Auch 2015 wieder Zuschüsse für Klimaschutzprojekte von Kommunen

Für kommunale Klimaschutzkonzepte und Maßnahmen zu deren Umsetzung stellt das Bundesumweltministerium (BMUB) auch 2015 mehrere Millionen Euro zur Verfügung. Wollen Städte, Gemeinden und Landkreise Geld aus dem Topf erhalten, können sie noch bis zum 31. März Förderanträge beim Projektträger Jülich einreichen. Darauf weist die baden-württembergische Landesenergieagentur KEA hin. Für einige Förderschwerpunkte, wie die Schaffung einer Stelle für Klimaschutzmanagement oder die Förderung von Energiesparmodellen an Schulen und Kindertagesstätten, können auch ganzjährig Anträge gestellt werden.

Unterstützung bei der Antragsstellung, bei der Erstellung von Klimaschutzkonzepten oder der Umsetzung von Klimaschutzmaßnahmen bekommen Kommunen bei der Landesenergieagentur. Genutzt haben das in den vergangenen Jahren unter anderem Schwäbisch Hall, Nürtingen, Offenburg und Reutlingen.

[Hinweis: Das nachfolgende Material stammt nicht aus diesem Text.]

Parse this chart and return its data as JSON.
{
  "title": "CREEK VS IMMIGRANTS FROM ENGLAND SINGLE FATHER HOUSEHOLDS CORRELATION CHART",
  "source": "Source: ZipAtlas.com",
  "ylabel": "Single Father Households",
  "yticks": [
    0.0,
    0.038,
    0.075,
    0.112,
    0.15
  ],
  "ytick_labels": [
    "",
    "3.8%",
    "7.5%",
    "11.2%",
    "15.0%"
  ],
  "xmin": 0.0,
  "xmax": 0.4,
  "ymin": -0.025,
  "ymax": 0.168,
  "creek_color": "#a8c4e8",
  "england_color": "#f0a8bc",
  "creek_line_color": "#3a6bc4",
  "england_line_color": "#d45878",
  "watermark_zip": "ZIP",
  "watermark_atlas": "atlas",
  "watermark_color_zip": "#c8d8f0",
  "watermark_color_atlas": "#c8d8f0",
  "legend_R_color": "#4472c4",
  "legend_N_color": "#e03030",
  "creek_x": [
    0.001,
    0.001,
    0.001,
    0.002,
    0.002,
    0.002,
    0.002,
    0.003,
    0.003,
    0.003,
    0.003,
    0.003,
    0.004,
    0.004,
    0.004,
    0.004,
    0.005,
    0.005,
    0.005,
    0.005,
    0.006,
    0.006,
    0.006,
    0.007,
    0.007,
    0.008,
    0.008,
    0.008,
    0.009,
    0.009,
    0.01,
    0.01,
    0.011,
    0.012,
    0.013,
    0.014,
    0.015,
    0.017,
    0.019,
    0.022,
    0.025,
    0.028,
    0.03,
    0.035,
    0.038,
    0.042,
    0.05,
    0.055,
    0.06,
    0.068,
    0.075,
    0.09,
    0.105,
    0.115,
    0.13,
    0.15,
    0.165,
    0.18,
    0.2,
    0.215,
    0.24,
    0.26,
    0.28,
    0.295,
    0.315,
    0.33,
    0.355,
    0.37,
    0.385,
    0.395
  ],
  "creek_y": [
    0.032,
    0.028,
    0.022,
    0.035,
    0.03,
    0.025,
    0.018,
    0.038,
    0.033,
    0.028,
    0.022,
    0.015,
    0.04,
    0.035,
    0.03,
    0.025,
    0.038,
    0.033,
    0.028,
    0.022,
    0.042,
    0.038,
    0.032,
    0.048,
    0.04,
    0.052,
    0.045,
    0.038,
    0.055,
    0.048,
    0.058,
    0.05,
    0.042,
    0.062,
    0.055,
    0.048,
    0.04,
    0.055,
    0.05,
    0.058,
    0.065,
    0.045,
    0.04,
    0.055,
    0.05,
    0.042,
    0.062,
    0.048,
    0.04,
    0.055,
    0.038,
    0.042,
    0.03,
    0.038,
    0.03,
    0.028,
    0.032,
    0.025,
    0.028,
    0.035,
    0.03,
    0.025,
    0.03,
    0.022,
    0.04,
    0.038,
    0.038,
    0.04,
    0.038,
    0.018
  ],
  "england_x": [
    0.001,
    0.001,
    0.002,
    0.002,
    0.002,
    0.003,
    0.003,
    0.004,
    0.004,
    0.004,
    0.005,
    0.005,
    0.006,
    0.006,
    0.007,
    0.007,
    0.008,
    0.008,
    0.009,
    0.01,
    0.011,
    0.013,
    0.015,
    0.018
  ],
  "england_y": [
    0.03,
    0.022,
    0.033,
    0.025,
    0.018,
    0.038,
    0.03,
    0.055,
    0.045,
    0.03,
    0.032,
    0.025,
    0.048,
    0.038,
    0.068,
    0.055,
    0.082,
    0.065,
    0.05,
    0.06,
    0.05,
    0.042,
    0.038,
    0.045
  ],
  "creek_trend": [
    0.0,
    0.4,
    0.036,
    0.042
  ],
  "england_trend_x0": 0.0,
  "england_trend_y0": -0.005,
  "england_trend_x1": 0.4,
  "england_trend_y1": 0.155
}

Mit der „Richtlinie zur Förderung von Klimaschutzprojekten in sozialen, kulturellen und öffentlichen Einrichtungen“ – kurz: Kommunalrichtlinie – fördert das Bundesumweltministerium (BMUB) neben der Entwicklung von Klimaschutzkonzepten auch eine Einstiegsberatung, Klimaschutzteilkonzepte, Energiesparmodelle an Schulen und in Kitas, investive Maßnahmen sowie die Beschäftigung von Klimaschutzmanagern/innen für die Umsetzung. Das Förderprogramm ist bei Kommunen begehrt: Seit seiner Einführung im Jahr 2008 wurden bundesweit rund 7.300 Projekte gefördert, davon knapp 1.250 alleine in Baden-Württemberg.

„Die Förderbedingungen wurden für 2015 weiterentwickelt und in Details geändert“, erklärt Thomas Steidle, Mitarbeiter des Bereichs Klimaschutzkonzepte bei der KEA Klimaschutz- und Energieagentur Baden-Württemberg. „Vor der Antragstellung ist ein Blick in die aktuellen Förderbedingungen und die Merkblätter zu den unterschiedlichen Programmen sinnvoll.“ Für integrierte Klimaschutzkonzepte, die Durchführung einer Einstiegsberatung oder die Schaffung einer Stelle für das Klimaschutzmanagement würden bis zu 65 Prozent der Kosten vom Bund übernommen, auch für Anträge im Bereich Energiemanagement und für Projekte von Schulen und Kitas gelte dieser Fördersatz. Für Teilkonzepte betrage die Förderquote weiterhin bis zu 50 Prozent, so Steidle. Investive Maßnahmen wie die Erneuerung von Beleuchtungs- oder Belüftungsanlagen würden ebenfalls wieder gefördert.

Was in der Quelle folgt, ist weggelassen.